One honest caveat: if your top priority is a flat abdomen as fast as possible, hysterectomy gets there more directly — though for a large uterus, that usually means a vertical midline incision. In our experience, most patients say a flat belly isn't their main goal, and nearly all are pleased with how much bulk UFE eliminates. It just takes some patience.
Adenomyosis occurs when endometrial tissue — the uterine lining — grows into the muscle wall of the uterus, causing painful cramps, heavy bleeding, bloating, and pelvic pressure. It often hides from ultrasound but shows up clearly on MRI, which is one more reason we obtain a pelvic MRI before treatment.
And yes — embolization treats adenomyosis effectively. An IUD helps many patients, and hysterectomy has been the traditional fallback when medical management fails. For women who want to avoid major surgery, uterine artery embolization delivers strong results: recent studies report symptom improvement in over 90% of patients short-term, and one long-term study found 82% of embolization patients avoided hysterectomy across more than 7 years of follow-up.
Fibroids that are completely embolized during UFE generally don't return. The particles permanently cut off their blood supply, so they shrink and stay dormant.
Rarely, embolization is incomplete and a portion of fibroid tissue survives. Since your body's hormones can feed that residual tissue, it may regrow and cause symptoms again, occasionally needing further treatment. And as long as you're producing hormones, entirely new fibroids remain possible — though after menopause, falling hormone levels make further fibroid growth much less likely.
Most women return to work and normal activities about one week after UFE. Because it is an outpatient procedure, there is no hospital stay — you go home the same day and recover at home.

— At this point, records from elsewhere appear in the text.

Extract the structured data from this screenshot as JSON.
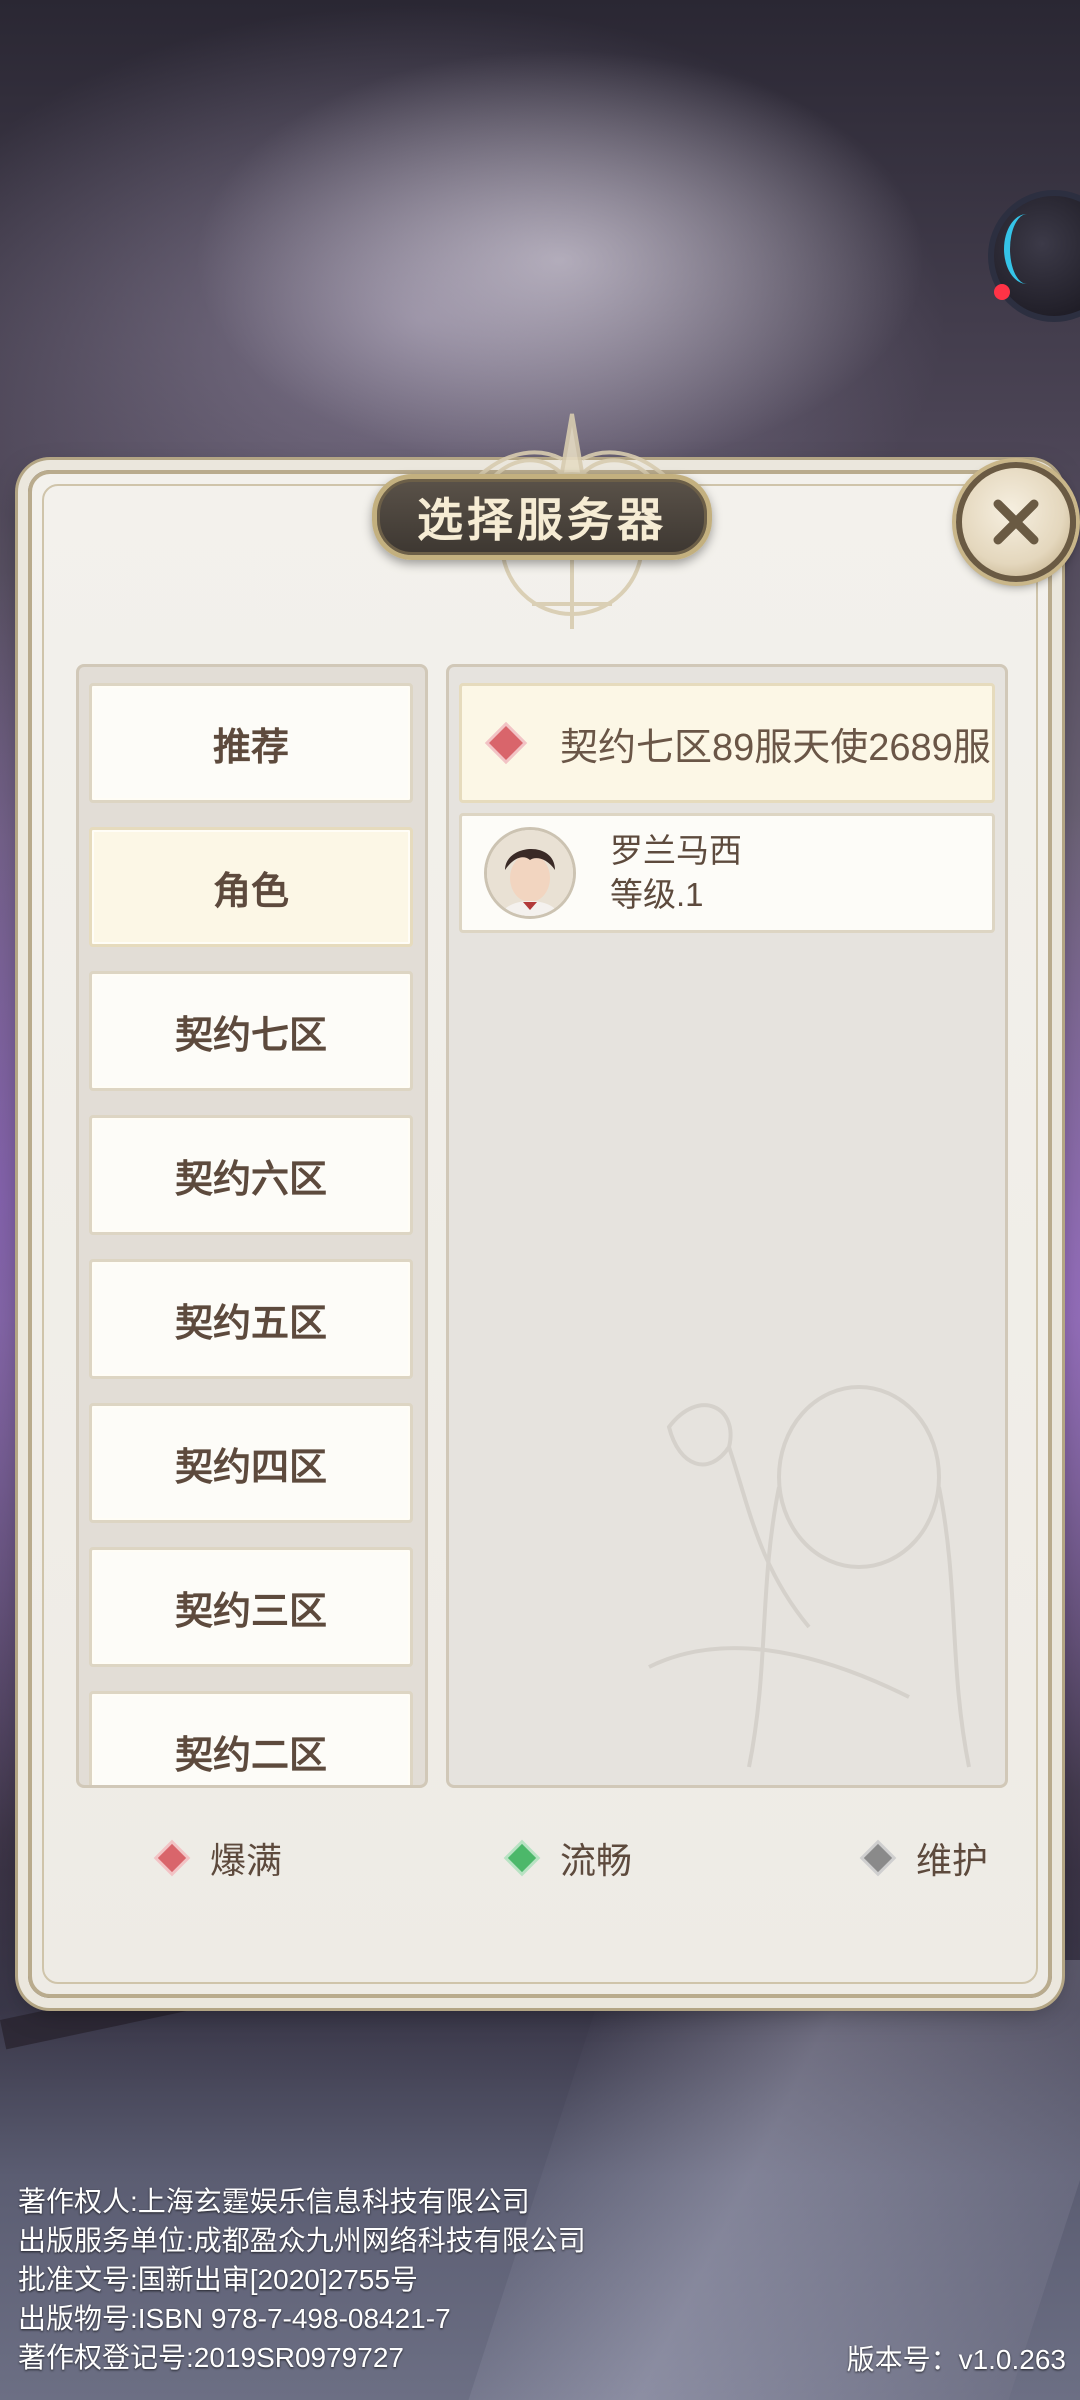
{
  "dialog": {
    "title": "选择服务器"
  },
  "left_menu": {
    "items": [
      {
        "label": "推荐",
        "selected": false
      },
      {
        "label": "角色",
        "selected": true
      },
      {
        "label": "契约七区",
        "selected": false
      },
      {
        "label": "契约六区",
        "selected": false
      },
      {
        "label": "契约五区",
        "selected": false
      },
      {
        "label": "契约四区",
        "selected": false
      },
      {
        "label": "契约三区",
        "selected": false
      },
      {
        "label": "契约二区",
        "selected": false
      }
    ]
  },
  "server": {
    "name": "契约七区89服天使2689服",
    "status_color": "#d9656b"
  },
  "character": {
    "name": "罗兰马西",
    "level": "等级.1"
  },
  "legend": {
    "full": {
      "label": "爆满",
      "color": "#d9656b"
    },
    "smooth": {
      "label": "流畅",
      "color": "#4cb86a"
    },
    "maintenance": {
      "label": "维护",
      "color": "#8a8a8a"
    }
  },
  "footer": {
    "copyright_holder": "著作权人:上海玄霆娱乐信息科技有限公司",
    "publisher": "出版服务单位:成都盈众九州网络科技有限公司",
    "approval": "批准文号:国新出审[2020]2755号",
    "isbn": "出版物号:ISBN 978-7-498-08421-7",
    "registration": "著作权登记号:2019SR0979727",
    "version": "版本号：v1.0.263"
  }
}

You'll be with us for about 6 hours on your procedure day, and we send you home with medication to manage any discomfort afterward. Our team follows up frequently to ensure a smooth recovery.
Yes, many women have had successful pregnancies after UFE. Studies show that fertility and miscarriage rates in UFE patients are no different from those of women of the same age who have fibroids and have had no treatment.
Women focused on preserving fertility should also weigh myomectomy, a surgery that removes one or two fibroids and has been shown to improve fertility. Some studies suggest certain pregnancy complications — pre-term labor and pregnancy-induced hypertension (pre-eclampsia) — may be slightly more frequent after UFE than after myomectomy. For good surgical candidates open to an operation, myomectomy may be the better fit; UFE remains a solid option for women who aren't surgical candidates or simply prefer to avoid surgery.